A certificate number, warrant number, serial number, or patent number may be used as the
Document Number.
- Lot
- Fractional or odd-shaped tracts of land not generally describable by
conventional aliquot parts. Lots are sometimes expressed as "Lot 12" or
"Lot 12a." If a lot is included in a description of land, it will be denoted in
the aliquot parts as a one- or two-digit number and may include a lower case alphabet. For
example, "Lot 12a of the north-west quarter" is denoted as "12aNW."
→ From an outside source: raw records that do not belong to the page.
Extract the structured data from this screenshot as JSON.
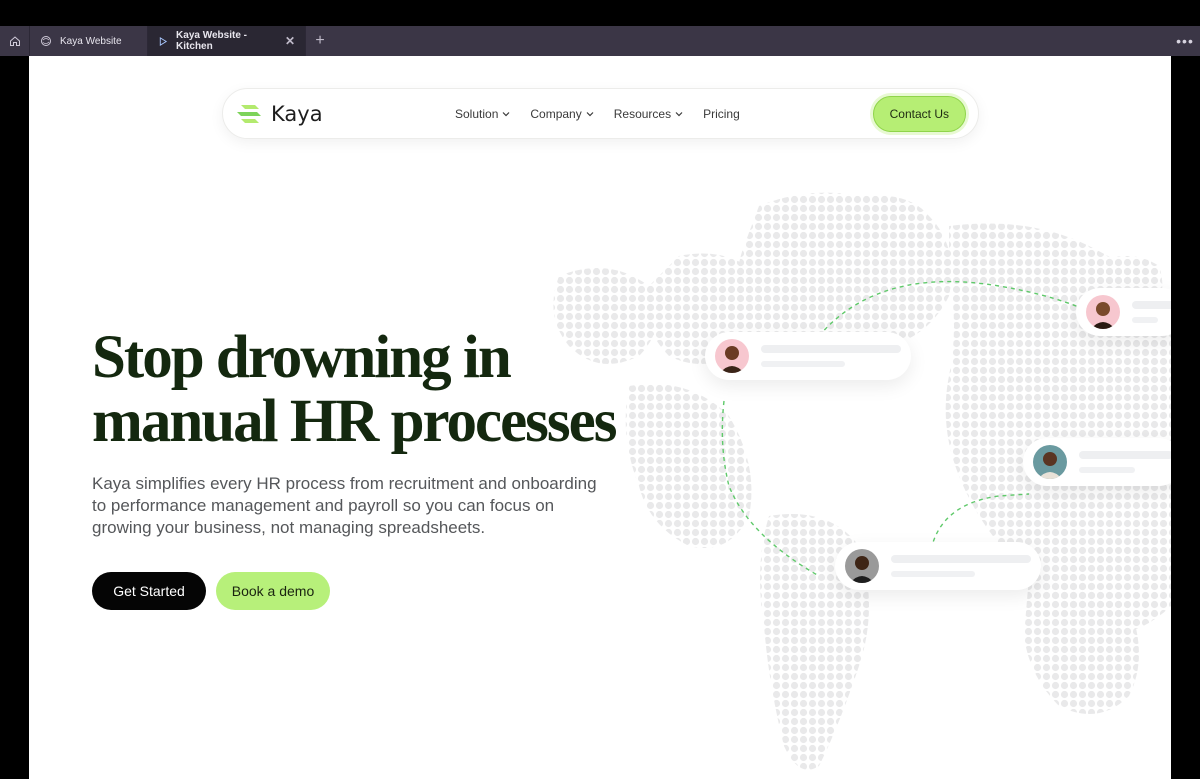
{
  "browser": {
    "tabs": [
      {
        "label": "Kaya Website"
      },
      {
        "label": "Kaya Website - Kitchen"
      }
    ]
  },
  "nav": {
    "logo": "Kaya",
    "items": [
      "Solution",
      "Company",
      "Resources",
      "Pricing"
    ],
    "contact": "Contact Us"
  },
  "hero": {
    "title_line1": "Stop drowning in",
    "title_line2": "manual HR processes",
    "subtitle": "Kaya simplifies every HR process from recruitment and onboarding to performance management and payroll so you can focus on growing your business, not managing spreadsheets.",
    "cta_primary": "Get Started",
    "cta_secondary": "Book a demo"
  },
  "colors": {
    "accent_green": "#b7f07a",
    "title_green": "#14280f",
    "tabbar": "#3b3646"
  }
}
- Signature Date/Issue Date
- The confirmation date for the land patent. Due to the tremendous
amount of land sold in the 1800's, the General Land Office experienced quite a backlog in
the
middle part of the 19th century. It was not unusual for several years to pass between the
time an individual purchased land from the local land office and the time a patent for
that tract was finally signed by the GLO in Washington, D.C. Curtis Higley in the town of
Metomen, Fond du Lac County, is a good example. Although he filed his paperwork on May 29,
1844, the date recorded on the patent is September 1, 1846. Other records indicate that in
some cases the signature date is significantly later for a given land parcel than for
another even when the document number indicates that it was filed earlier.